The side door opened again and Harold stood up. "Just let me finish up with Jack here..." he said to his assistant, already taking the offered sheaf from his hands. I stood up too. "Jack, we want a real good relationship with you. You understand why. If you keep up this kind of performance, there's no reason even to wait until your contract's up in three years. We understand that other companies might offer you enough to make you think about breaking your contract with us. I just don't want you to do anything rash without seeing what we have to offer, all right? We'd like to keep you."

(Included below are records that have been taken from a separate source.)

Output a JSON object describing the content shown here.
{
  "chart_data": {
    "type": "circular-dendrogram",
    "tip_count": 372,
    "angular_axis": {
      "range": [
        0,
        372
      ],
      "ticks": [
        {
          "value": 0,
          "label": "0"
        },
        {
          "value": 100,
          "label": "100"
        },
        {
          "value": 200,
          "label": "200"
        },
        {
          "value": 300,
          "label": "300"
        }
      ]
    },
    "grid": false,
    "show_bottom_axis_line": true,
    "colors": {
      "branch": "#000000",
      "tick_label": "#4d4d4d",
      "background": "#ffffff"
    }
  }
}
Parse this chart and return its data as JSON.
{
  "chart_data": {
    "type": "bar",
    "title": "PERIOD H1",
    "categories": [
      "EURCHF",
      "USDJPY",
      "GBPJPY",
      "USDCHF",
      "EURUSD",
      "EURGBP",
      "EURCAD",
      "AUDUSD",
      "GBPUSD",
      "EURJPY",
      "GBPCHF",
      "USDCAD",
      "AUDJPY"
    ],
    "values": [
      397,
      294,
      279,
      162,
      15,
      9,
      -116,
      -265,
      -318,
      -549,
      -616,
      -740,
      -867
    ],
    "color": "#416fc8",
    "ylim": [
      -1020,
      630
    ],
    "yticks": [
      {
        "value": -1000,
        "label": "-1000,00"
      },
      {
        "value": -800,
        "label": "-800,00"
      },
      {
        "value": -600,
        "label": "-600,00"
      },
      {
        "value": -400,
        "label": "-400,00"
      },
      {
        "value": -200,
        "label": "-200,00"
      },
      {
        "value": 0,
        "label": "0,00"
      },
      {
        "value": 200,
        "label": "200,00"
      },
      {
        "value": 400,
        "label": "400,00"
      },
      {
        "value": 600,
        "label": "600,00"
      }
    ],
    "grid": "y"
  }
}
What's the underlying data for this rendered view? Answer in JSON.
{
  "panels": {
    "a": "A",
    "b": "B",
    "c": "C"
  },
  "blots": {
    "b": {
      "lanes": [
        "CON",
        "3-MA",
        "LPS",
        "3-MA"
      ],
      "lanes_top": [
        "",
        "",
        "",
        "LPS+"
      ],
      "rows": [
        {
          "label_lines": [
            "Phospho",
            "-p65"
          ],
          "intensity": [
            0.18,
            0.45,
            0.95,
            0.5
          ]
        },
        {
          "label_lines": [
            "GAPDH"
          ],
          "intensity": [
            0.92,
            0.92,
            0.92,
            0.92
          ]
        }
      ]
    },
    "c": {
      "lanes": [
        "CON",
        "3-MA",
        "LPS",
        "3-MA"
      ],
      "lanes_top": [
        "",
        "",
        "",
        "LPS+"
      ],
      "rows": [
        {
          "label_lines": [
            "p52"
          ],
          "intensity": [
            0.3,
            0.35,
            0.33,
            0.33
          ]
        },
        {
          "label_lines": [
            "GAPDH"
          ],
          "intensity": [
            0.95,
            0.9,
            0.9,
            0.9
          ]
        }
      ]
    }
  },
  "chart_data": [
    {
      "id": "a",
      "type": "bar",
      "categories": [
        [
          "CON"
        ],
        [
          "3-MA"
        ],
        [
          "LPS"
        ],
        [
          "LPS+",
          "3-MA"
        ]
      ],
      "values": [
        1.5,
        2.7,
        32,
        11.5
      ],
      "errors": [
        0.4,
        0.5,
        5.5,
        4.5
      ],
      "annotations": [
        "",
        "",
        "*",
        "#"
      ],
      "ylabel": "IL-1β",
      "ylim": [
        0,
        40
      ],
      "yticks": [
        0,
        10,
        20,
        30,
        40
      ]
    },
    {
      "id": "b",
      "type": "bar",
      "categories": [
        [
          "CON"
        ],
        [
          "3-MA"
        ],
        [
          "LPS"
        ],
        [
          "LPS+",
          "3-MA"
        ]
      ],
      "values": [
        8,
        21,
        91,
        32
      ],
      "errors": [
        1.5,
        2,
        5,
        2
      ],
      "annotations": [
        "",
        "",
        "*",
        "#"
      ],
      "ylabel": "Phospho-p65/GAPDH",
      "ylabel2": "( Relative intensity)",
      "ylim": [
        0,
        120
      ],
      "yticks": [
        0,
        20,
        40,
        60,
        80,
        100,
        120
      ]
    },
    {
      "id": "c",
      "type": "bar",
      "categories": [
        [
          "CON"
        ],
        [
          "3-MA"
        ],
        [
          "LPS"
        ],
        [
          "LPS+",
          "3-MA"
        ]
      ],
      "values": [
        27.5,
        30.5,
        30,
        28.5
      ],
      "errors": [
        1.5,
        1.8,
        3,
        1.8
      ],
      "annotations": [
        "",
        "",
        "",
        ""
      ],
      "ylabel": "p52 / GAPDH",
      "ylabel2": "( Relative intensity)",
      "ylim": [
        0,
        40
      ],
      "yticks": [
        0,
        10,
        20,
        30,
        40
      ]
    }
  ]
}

I nodded, quickly, taking a step toward the door. Harold came around the desk, leaving his assistant holding his stylus in the air. He leaned in close and looked me right in the eye. "Just so you know... you might have heard what Dynacorp put out for Danny Engall. Most of it's not rumors; eleven million a year is a lot of money, but like I said, a good orehound is... worth a lot, to a company in this business. Just think about it. We didn't want to lose him and we don't intend to make the same mistake twice. Okay?" He clapped me hard on the shoulder, hard enough to make me lose my balance, and stuck out his hand again. "Great to meet you, Jack. I'm glad we could talk. Say hello to old Terry for me!"

And then the door behind me was open and I was out in the little hallway again, more bigwigs rushing through on their way to some high-level meeting. Some of them were younger than me. I sagged against the wall. I was making seventy thousand a year on this contract I'd signed in this smelly recruitment office in downtown Chicago when I was half-drunk and hated myself. And that was more than I'd made for dog handling, but it wasn't exactly a fortune.

I got lost trying to find the mess hall and by the time I got there I was pissed at myself. How hard could it be to find my way around a station I'd already spent two years on? They had that tofu meatloaf that was usually all right, but I got sick of it halfway through and went back to my bunk and went to bed early. I didn't want to be awake. For some reason I just wanted off this hunk of metal I was on. I thought about Mojo, in the ring, at the training course, and got myself good and miserable, and then I went to sleep.

I woke up early the next morning and actually had enough time to get dressed and have a real breakfast. I felt a little better. I started thinking about how I might be able to get a new contract, maybe fewer hours... maybe I might even like to go back to Earth. It was too much to think about yet. I just liked having that hope there, a big new house I could explore when I wanted.

Terry showed up when I was finishing my toast. "Ready for another day of misery, rockmuncher?" he said, grinning. I stopped chewing. My mouth was real dry all of a sudden.